A number of cases make it clear that when
"the majority shareholders of a closely held corporation use their control over the corporation to their own advantage and exclude the minority from the benefits of participating in the corporation, [in the absence of] a legitimate business purpose, the actions constitute a breach of their fiduciary duties of loyalty, good faith and fair dealing."
Noakes v. Schoenborn, 116 Or App 464, 472, 841 P2d 682 (1992). A finding that the majority shareholders have engaged in oppressive conduct under ORS 60.661 permits the court either to order a dissolution of the corporation or to award lesser appropriate relief, including requiring the majority to buy out the minority's interest at a price that the court fixes.

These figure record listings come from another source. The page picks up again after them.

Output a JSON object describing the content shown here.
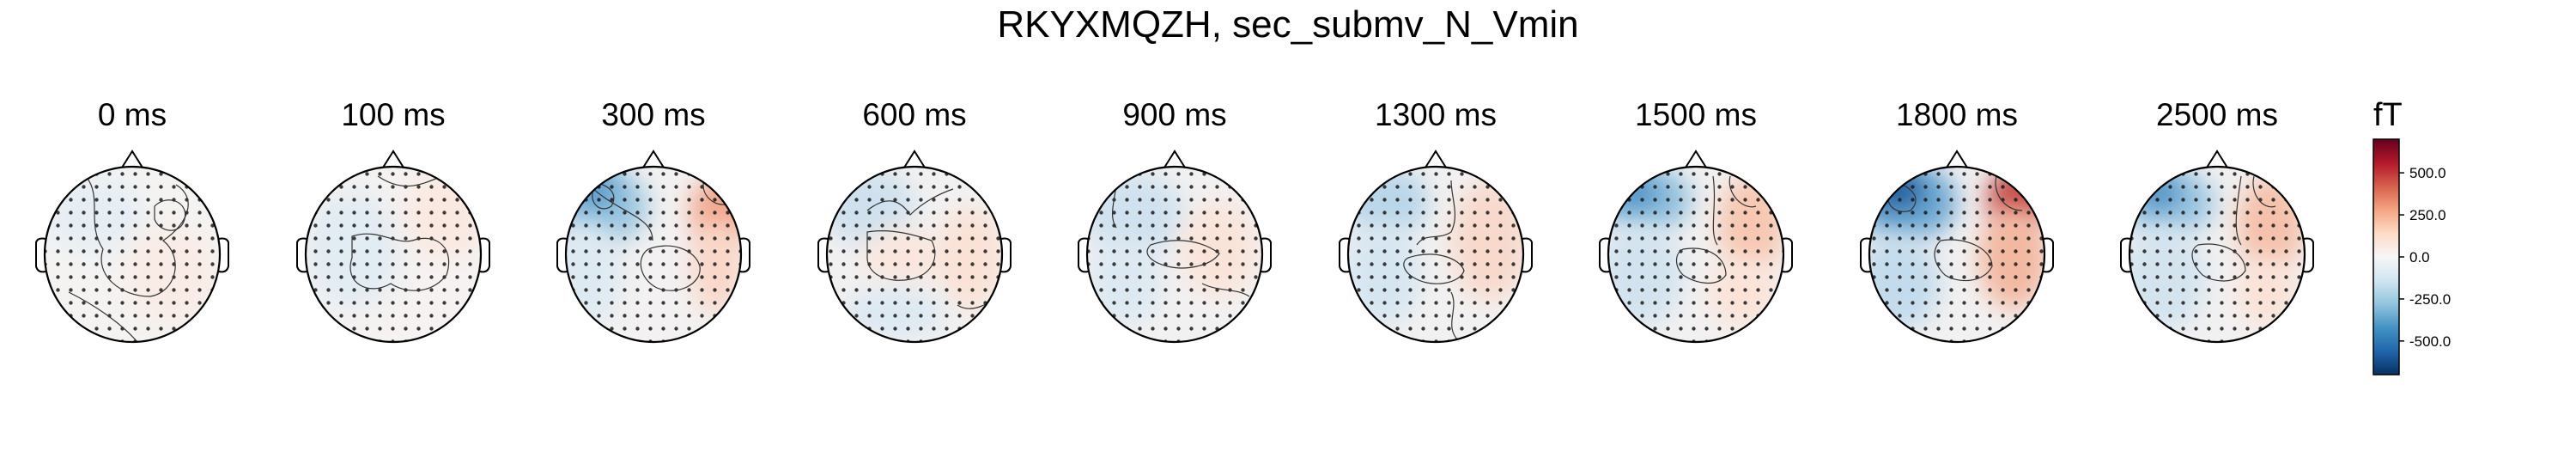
{
  "figure": {
    "title": "RKYXMQZH, sec_submv_N_Vmin"
  },
  "topomaps": [
    {
      "label": "0 ms"
    },
    {
      "label": "100 ms"
    },
    {
      "label": "300 ms"
    },
    {
      "label": "600 ms"
    },
    {
      "label": "900 ms"
    },
    {
      "label": "1300 ms"
    },
    {
      "label": "1500 ms"
    },
    {
      "label": "1800 ms"
    },
    {
      "label": "2500 ms"
    }
  ],
  "colorbar": {
    "unit": "fT",
    "ticks": [
      "500.0",
      "250.0",
      "0.0",
      "-250.0",
      "-500.0"
    ],
    "tick_values": [
      500,
      250,
      0,
      -250,
      -500
    ],
    "range": [
      -700,
      700
    ],
    "colormap": "RdBu_r",
    "colors": [
      "#053061",
      "#2166ac",
      "#4393c3",
      "#92c5de",
      "#d1e5f0",
      "#f7f7f7",
      "#fddbc7",
      "#f4a582",
      "#d6604d",
      "#b2182b",
      "#67001f"
    ]
  }
}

See Baker, 264 Or at 631-32. Because many things can constitute oppressive conduct or a breach of fiduciary duties, what matters is not so much matching the specific facts of one case to those of another but examining the pattern and intent of the majority and the effect on the minority of those specific facts. See Chiles v. Robertson, 94 Or App 604, 767 P2d 903, on recons 96 Or App 658, 774 P2d 500, rev den 308 Or 592 (1989) (the majority is more likely to fulfill its duties by acting with a fiduciary attitude than by trying to follow specific rules).
The facts of this case show a classic squeeze-out. The events fit into several of the categories that F. Hodge O'Neal describes in his pioneering treatise, F. Hodge O'Neal and Robert B. Thompson, O'Neal's Oppression of Minority Shareholders (2d ed 1999). (12) Defendants withheld dividends and other benefits from plaintiff while preserving benefits for themselves.
"The withholding of dividends or other return on one's participation in a business enterprise is an essential part of most squeeze-out efforts. * * *
"* * * [W]itholding dividends can be especially devastating in an S corporation as all corporate income is passed through to the shareholders for tax purposes and shareholders are required to pay taxes on that income, but if no dividends are declared, the shareholders will have no cash from the enterprise with which to pay those taxes."